Travaillant avec différents média, Jan Hostettler développe un jeu qui fait intervenir le hasard dans ses compositions. Les idées de mouvement et de trompe-l’oeil caractérisent sa pratique artistique, située entre peinture et sculpture. Il réalise des propositions dont la matérialité se transforme constamment et dont il trafique parfois la perspective et l’échelle. De la sorte, des images coulent des murs, des dessins se redessinent sans cesse et des formes semblent flotter.
Avec Meta, Jan Hostettler présente quatre nez en pierre sur un socle. Leur provenance nous est sommairement indiquée par l’artiste : prélevés à coups de marteau et burin sur la façade d’une vieille maison promise à la démolition, ils sont les rescapés anonymes de cariatides aujourd’hui réduites en poussière. Ironiquement et comme en attestent les vestiges de la statuaire antique, le nez constitue bien souvent l’élément absent, perdu et devenu simple caillou parmi les cailloux. Ce sauvetage intrépide se situe à l’improbable frontière entre le geste de l’archéologue et celui du vandale ou de l’iconoclaste. La violence de la défiguration se mue ici en un acte bienveillant, une objection face à l’inéluctable marche de l’oubli – comme le suggère d’ailleurs le titre, préfixe provenant du grec qui signifie « après », « au-delà de », « avec ».
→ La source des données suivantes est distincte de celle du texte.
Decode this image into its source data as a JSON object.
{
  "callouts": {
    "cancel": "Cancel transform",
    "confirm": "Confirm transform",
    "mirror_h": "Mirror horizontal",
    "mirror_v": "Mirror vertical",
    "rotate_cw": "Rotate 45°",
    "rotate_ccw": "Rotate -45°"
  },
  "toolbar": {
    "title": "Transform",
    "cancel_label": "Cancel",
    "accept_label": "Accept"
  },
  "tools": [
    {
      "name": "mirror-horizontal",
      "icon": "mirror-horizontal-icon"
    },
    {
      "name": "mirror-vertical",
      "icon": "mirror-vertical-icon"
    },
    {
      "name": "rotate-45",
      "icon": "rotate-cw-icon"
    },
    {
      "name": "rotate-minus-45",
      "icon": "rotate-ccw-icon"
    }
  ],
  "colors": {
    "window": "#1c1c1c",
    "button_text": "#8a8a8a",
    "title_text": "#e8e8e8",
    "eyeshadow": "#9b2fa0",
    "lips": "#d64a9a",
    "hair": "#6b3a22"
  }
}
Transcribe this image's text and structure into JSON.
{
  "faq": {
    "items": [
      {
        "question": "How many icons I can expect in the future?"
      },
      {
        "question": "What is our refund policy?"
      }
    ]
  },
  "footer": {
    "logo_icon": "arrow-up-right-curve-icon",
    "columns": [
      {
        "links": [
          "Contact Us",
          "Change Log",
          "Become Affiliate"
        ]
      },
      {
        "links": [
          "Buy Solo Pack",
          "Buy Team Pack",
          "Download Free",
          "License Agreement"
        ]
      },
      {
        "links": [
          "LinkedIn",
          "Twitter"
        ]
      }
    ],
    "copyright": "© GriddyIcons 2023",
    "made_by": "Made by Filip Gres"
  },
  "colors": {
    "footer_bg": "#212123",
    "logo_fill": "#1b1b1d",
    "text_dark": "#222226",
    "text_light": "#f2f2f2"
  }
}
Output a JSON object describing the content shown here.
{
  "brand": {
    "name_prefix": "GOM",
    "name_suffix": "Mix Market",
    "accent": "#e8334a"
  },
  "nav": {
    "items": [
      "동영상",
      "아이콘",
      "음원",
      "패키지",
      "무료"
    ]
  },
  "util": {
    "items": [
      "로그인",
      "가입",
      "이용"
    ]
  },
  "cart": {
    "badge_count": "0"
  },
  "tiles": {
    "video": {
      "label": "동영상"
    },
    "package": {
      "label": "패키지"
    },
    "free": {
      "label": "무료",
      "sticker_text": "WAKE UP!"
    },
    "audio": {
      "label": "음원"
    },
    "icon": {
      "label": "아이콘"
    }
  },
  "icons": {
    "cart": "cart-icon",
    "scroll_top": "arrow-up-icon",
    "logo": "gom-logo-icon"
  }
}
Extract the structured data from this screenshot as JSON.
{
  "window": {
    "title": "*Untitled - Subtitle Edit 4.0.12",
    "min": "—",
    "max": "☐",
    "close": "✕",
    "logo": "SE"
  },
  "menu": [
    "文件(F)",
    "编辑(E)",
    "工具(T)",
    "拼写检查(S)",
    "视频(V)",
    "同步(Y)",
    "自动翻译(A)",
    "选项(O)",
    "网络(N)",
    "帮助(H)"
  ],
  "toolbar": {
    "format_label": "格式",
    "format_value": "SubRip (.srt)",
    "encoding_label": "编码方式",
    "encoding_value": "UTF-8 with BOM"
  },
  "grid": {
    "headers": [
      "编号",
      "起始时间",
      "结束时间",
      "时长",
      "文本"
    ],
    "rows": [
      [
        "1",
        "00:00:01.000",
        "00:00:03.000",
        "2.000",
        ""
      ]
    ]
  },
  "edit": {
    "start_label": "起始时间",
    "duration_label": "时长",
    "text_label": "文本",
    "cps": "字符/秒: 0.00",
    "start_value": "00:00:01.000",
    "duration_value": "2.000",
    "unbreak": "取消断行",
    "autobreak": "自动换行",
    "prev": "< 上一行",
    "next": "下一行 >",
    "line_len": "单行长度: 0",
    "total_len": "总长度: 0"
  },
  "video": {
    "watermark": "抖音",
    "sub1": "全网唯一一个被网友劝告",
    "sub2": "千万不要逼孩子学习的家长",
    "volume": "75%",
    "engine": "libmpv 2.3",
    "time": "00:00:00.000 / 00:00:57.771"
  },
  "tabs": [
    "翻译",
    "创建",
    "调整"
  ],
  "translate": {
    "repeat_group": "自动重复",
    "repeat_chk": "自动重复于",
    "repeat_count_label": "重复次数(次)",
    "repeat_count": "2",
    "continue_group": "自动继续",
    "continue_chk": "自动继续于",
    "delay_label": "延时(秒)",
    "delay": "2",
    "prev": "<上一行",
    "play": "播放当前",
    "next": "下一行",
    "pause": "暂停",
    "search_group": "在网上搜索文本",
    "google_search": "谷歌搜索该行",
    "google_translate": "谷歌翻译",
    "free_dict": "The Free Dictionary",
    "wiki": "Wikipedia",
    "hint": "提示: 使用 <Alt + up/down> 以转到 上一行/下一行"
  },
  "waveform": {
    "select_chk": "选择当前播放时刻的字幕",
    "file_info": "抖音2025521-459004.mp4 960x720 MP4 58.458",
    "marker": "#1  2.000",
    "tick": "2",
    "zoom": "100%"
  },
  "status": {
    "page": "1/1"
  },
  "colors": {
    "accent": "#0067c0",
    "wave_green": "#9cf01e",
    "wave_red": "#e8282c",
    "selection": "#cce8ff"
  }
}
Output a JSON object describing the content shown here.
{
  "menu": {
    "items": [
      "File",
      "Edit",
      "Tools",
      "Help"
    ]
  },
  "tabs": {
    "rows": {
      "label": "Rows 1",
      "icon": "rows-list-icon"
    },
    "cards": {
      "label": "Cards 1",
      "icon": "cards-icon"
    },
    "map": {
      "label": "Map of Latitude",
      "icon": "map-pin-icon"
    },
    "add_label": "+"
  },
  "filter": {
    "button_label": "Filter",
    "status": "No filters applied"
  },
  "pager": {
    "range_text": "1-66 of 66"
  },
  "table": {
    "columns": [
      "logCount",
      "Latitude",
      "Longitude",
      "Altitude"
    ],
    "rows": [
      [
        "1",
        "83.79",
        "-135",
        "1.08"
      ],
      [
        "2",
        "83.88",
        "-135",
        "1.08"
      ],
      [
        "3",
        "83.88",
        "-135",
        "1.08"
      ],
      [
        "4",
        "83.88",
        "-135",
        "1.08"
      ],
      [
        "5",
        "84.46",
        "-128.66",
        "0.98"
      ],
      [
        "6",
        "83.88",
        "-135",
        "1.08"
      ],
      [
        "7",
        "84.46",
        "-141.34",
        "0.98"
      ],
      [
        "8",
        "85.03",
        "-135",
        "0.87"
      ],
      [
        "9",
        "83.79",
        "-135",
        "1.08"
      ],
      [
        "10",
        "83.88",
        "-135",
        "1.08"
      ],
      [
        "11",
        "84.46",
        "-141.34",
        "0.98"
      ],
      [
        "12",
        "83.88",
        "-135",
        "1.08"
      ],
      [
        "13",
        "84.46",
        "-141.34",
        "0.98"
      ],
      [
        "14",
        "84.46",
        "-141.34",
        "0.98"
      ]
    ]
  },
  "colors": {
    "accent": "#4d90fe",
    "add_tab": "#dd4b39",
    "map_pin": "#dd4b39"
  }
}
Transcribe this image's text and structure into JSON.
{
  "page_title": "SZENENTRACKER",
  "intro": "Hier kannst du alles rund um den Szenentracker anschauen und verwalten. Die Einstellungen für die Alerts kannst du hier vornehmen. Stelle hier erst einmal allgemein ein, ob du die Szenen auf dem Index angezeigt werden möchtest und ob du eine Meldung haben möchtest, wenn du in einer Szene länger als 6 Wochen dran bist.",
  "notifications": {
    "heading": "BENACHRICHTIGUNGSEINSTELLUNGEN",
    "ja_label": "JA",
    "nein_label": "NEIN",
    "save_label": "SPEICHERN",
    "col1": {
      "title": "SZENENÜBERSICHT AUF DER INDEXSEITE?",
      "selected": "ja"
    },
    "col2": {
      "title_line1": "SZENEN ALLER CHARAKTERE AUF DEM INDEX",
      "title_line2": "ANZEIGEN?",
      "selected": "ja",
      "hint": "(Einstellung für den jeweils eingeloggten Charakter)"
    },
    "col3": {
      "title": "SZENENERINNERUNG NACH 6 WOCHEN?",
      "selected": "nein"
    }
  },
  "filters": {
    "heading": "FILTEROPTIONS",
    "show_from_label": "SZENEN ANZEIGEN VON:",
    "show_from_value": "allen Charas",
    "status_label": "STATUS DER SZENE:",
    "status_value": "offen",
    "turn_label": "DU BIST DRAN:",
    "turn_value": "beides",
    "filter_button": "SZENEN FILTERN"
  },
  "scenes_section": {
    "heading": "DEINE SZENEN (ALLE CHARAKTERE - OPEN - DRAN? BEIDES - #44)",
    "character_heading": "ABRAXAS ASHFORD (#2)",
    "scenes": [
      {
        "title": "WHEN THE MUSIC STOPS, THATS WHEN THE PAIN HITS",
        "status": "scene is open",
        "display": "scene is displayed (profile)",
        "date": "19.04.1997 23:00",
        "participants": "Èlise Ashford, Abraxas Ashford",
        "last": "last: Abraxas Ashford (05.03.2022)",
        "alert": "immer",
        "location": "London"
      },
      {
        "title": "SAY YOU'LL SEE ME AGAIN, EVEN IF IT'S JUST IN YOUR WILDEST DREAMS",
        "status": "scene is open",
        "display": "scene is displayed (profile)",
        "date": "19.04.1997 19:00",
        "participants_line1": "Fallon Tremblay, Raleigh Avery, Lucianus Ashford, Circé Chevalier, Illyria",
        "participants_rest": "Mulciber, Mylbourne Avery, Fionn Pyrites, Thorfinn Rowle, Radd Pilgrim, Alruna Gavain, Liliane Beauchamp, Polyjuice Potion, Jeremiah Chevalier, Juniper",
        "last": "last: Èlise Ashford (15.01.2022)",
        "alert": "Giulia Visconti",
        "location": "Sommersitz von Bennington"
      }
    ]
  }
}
Poursuivant cette réflexion, Jan Hostettler nous propose Sarmizegetusa, une peinture qui représente un immense pavé autobloquant en terre cuite, vu de trois quarts, dans une composition parfaitement centrée. Pesant et monumental, il flotte comme suspendu dans la blancheur du papier. L’auteur a ramassé le pavé qui lui a servi de modèle dans les ruines de Sarmizegetusa, capitale des Daces au premier siècle de notre ère et située dans l’actuelle Transylvanie. Finement broyé et réduit en poussière, il a servi de pigment pour la réalisation de la peinture. Le pavé original, bien que détruit, n’a pas disparu : il s’est métamorphosé pour devenir médium de sa propre représentation. Ce changement de matérialité et de densité met à mal nos réflexes quant à la façon de considérer une image : ceci est-il bien un pavé ? Sarmizegetusa questionne la mémoire et l’oubli, l’état et le devenir des choses en détournant la conservation archéologique. En matérialisant le passage d’objet historique à objet artistique, de palpable à impalpable, Jan Hostettler interroge cette capacité presque magique que l’on attribue parfois à l’artiste : immortaliser.
Jan Hostettler est né en 1988 à Soleure (Suisse). Il vit et travaille à Bâle.